By Ryan Parsons | Images property of Universal Pictures.
Finally, after 12 years, a filmmaker was finally able to recapture the magic of Virtuosity. Denzel Washington and Russell Crowe are together again, and American Gangster fulfills all the promise suggested by their previous sci-fi collaboration.
American Gangster Review
It's half Serpico and half Goodfellas, telling parallel stories of Frank Lucas (Washington)'s rise to dominance in the drug trade in the '70s, and Detective Richie Roberts' pursuit of Lucas. I love movies where Denzel Washington doesn't triumph over adversity and this sure is it.
To me, the detective story was way more interesting. Roberts is a total badass, in charge with bravado. He projects power to thugs and handles his sh*t, dealing with tough practical situations, and all his babes. How Lucas imported drugs is old news.
It feels like a '70s movie, not just because of the period detail. The film stock looks washed out like the '70s, and the sense that each story could go anywhere. They could be subtle changes to the case or the kingpin lifestyle, or big catastrophes that shatter everything.
Washington goes Joe Pesci violent, but keeps his cool. He gets more and more Pesci as the film progresses, and seems to do a little Pacino near the end. But hey, at least he doesn't triumph over adversity.
The musical score and period soundtrack are used appropriately, alternating so it's not just a greatest hits collection, but never telegraphing the emotion. They could hint at Taps or a club beat as appropriate, but it's subtle.
American Gangster is full of powerful drama. There's family drama with broken homes and taking care of one's own with ill gotten gains. All the kinks of the procedure, be it investigation or importation, provide interesting dilemmas.

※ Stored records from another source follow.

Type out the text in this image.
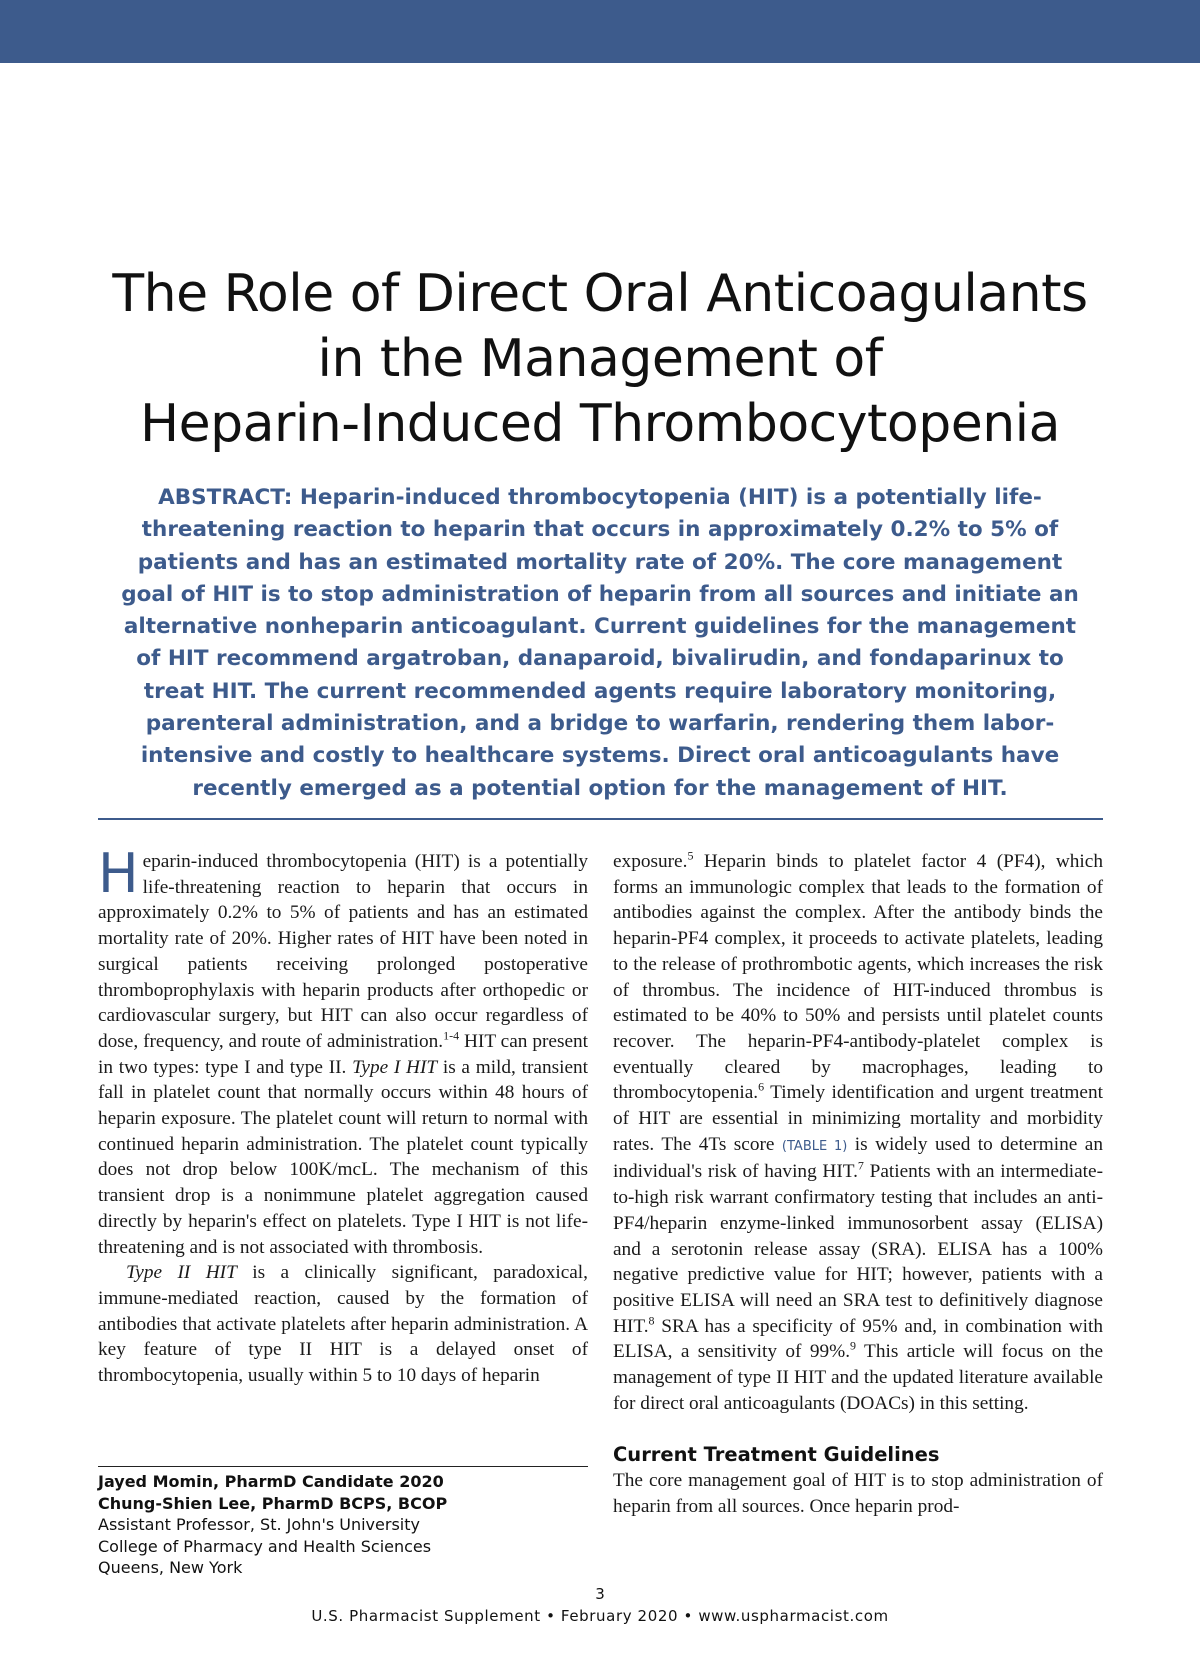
The Role of Direct Oral Anticoagulants
in the Management of
Heparin-Induced Thrombocytopenia

ABSTRACT: Heparin-induced thrombocytopenia (HIT) is a potentially life-threatening reaction to heparin that occurs in approximately 0.2% to 5% of patients and has an estimated mortality rate of 20%. The core management goal of HIT is to stop administration of heparin from all sources and initiate an alternative nonheparin anticoagulant. Current guidelines for the management of HIT recommend argatroban, danaparoid, bivalirudin, and fondaparinux to treat HIT. The current recommended agents require laboratory monitoring, parenteral administration, and a bridge to warfarin, rendering them labor-intensive and costly to healthcare systems. Direct oral anticoagulants have recently emerged as a potential option for the management of HIT.

Heparin-induced thrombocytopenia (HIT) is a potentially life-threatening reaction to heparin that occurs in approximately 0.2% to 5% of patients and has an estimated mortality rate of 20%. Higher rates of HIT have been noted in surgical patients receiving prolonged postoperative thromboprophylaxis with heparin products after orthopedic or cardiovascular surgery, but HIT can also occur regardless of dose, frequency, and route of administration.$^{1-4}$ HIT can present in two types: type I and type II. Type I HIT is a mild, transient fall in platelet count that normally occurs within 48 hours of heparin exposure. The platelet count will return to normal with continued heparin administration. The platelet count typically does not drop below 100K/mcL. The mechanism of this transient drop is a nonimmune platelet aggregation caused directly by heparin's effect on platelets. Type I HIT is not life-threatening and is not associated with thrombosis.

Type II HIT is a clinically significant, paradoxical, immune-mediated reaction, caused by the formation of antibodies that activate platelets after heparin administration. A key feature of type II HIT is a delayed onset of thrombocytopenia, usually within 5 to 10 days of heparin

Jayed Momin, PharmD Candidate 2020
Chung-Shien Lee, PharmD BCPS, BCOP
Assistant Professor, St. John's University
College of Pharmacy and Health Sciences
Queens, New York

exposure.$^5$ Heparin binds to platelet factor 4 (PF4), which forms an immunologic complex that leads to the formation of antibodies against the complex. After the antibody binds the heparin-PF4 complex, it proceeds to activate platelets, leading to the release of prothrombotic agents, which increases the risk of thrombus. The incidence of HIT-induced thrombus is estimated to be 40% to 50% and persists until platelet counts recover. The heparin-PF4-antibody-platelet complex is eventually cleared by macrophages, leading to thrombocytopenia.$^6$ Timely identification and urgent treatment of HIT are essential in minimizing mortality and morbidity rates. The 4Ts score (TABLE 1) is widely used to determine an individual's risk of having HIT.$^7$ Patients with an intermediate-to-high risk warrant confirmatory testing that includes an anti-PF4/heparin enzyme-linked immunosorbent assay (ELISA) and a serotonin release assay (SRA). ELISA has a 100% negative predictive value for HIT; however, patients with a positive ELISA will need an SRA test to definitively diagnose HIT.$^8$ SRA has a specificity of 95% and, in combination with ELISA, a sensitivity of 99%.$^9$ This article will focus on the management of type II HIT and the updated literature available for direct oral anticoagulants (DOACs) in this setting.

Current Treatment Guidelines

The core management goal of HIT is to stop administration of heparin from all sources. Once heparin prod-

3
U.S. Pharmacist Supplement • February 2020 • www.uspharmacist.com
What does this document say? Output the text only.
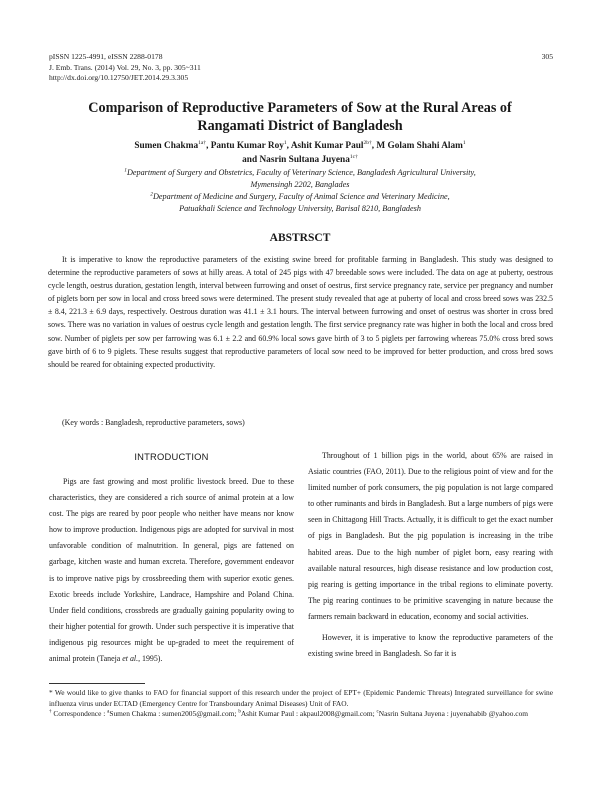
pISSN 1225-4991, eISSN 2288-0178
J. Emb. Trans. (2014) Vol. 29, No. 3, pp. 305~311
http://dx.doi.org/10.12750/JET.2014.29.3.305
305
Comparison of Reproductive Parameters of Sow at the Rural Areas of
Rangamati District of Bangladesh
Sumen Chakma$^{1a\dagger}$, Pantu Kumar Roy$^1$, Ashit Kumar Paul$^{2b\dagger}$, M Golam Shahi Alam$^1$
and Nasrin Sultana Juyena$^{1c\dagger}$
$^1$Department of Surgery and Obstetrics, Faculty of Veterinary Science, Bangladesh Agricultural University,
Mymensingh 2202, Banglades
$^2$Department of Medicine and Surgery, Faculty of Animal Science and Veterinary Medicine,
Patuakhali Science and Technology University, Barisal 8210, Bangladesh
ABSTRSCT

It is imperative to know the reproductive parameters of the existing swine breed for profitable farming in Bangladesh. This study was designed to determine the reproductive parameters of sows at hilly areas. A total of 245 pigs with 47 breedable sows were included. The data on age at puberty, oestrous cycle length, oestrus duration, gestation length, interval between furrowing and onset of oestrus, first service pregnancy rate, service per pregnancy and number of piglets born per sow in local and cross breed sows were determined. The present study revealed that age at puberty of local and cross breed sows was 232.5 ± 8.4, 221.3 ± 6.9 days, respectively. Oestrous duration was 41.1 ± 3.1 hours. The interval between furrowing and onset of oestrus was shorter in cross bred sows. There was no variation in values of oestrus cycle length and gestation length. The first service pregnancy rate was higher in both the local and cross bred sow. Number of piglets per sow per farrowing was 6.1 ± 2.2 and 60.9% local sows gave birth of 3 to 5 piglets per farrowing whereas 75.0% cross bred sows gave birth of 6 to 9 piglets. These results suggest that reproductive parameters of local sow need to be improved for better production, and cross bred sows should be reared for obtaining expected productivity.

(Key words : Bangladesh, reproductive parameters, sows)

INTRODUCTION

Pigs are fast growing and most prolific livestock breed. Due to these characteristics, they are considered a rich source of animal protein at a low cost. The pigs are reared by poor people who neither have means nor know how to improve production. Indigenous pigs are adopted for survival in most unfavorable condition of malnutrition. In general, pigs are fattened on garbage, kitchen waste and human excreta. Therefore, government endeavor is to improve native pigs by crossbreeding them with superior exotic genes. Exotic breeds include Yorkshire, Landrace, Hampshire and Poland China. Under field conditions, crossbreds are gradually gaining popularity owing to their higher potential for growth. Under such perspective it is imperative that indigenous pig resources might be up-graded to meet the requirement of animal protein (Taneja et al., 1995).

Throughout of 1 billion pigs in the world, about 65% are raised in Asiatic countries (FAO, 2011). Due to the religious point of view and for the limited number of pork consumers, the pig population is not large compared to other ruminants and birds in Bangladesh. But a large numbers of pigs were seen in Chittagong Hill Tracts. Actually, it is difficult to get the exact number of pigs in Bangladesh. But the pig population is increasing in the tribe habited areas. Due to the high number of piglet born, easy rearing with available natural resources, high disease resistance and low production cost, pig rearing is getting importance in the tribal regions to eliminate poverty. The pig rearing continues to be primitive scavenging in nature because the farmers remain backward in education, economy and social activities.

However, it is imperative to know the reproductive parameters of the existing swine breed in Bangladesh. So far it is

* We would like to give thanks to FAO for financial support of this research under the project of EPT+ (Epidemic Pandemic Threats) Integrated surveillance for swine influenza virus under ECTAD (Emergency Centre for Transboundary Animal Diseases) Unit of FAO.

† Correspondence : $^a$Sumen Chakma : sumen2005@gmail.com; $^b$Ashit Kumar Paul : akpaul2008@gmail.com; $^c$Nasrin Sultana Juyena : juyenahabib @yahoo.com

It is visually exciting with all the motions of each side in the real world, on the streets. Shootouts explode like Gladiator battles but never in the operatic sense. It's the excitement of reality.
American Gangster is a definitive cops and crime movie, in that it defines every element of each genre and executes it expertly. And again, for the record, Denzel Washington does NOT triumph over adversity.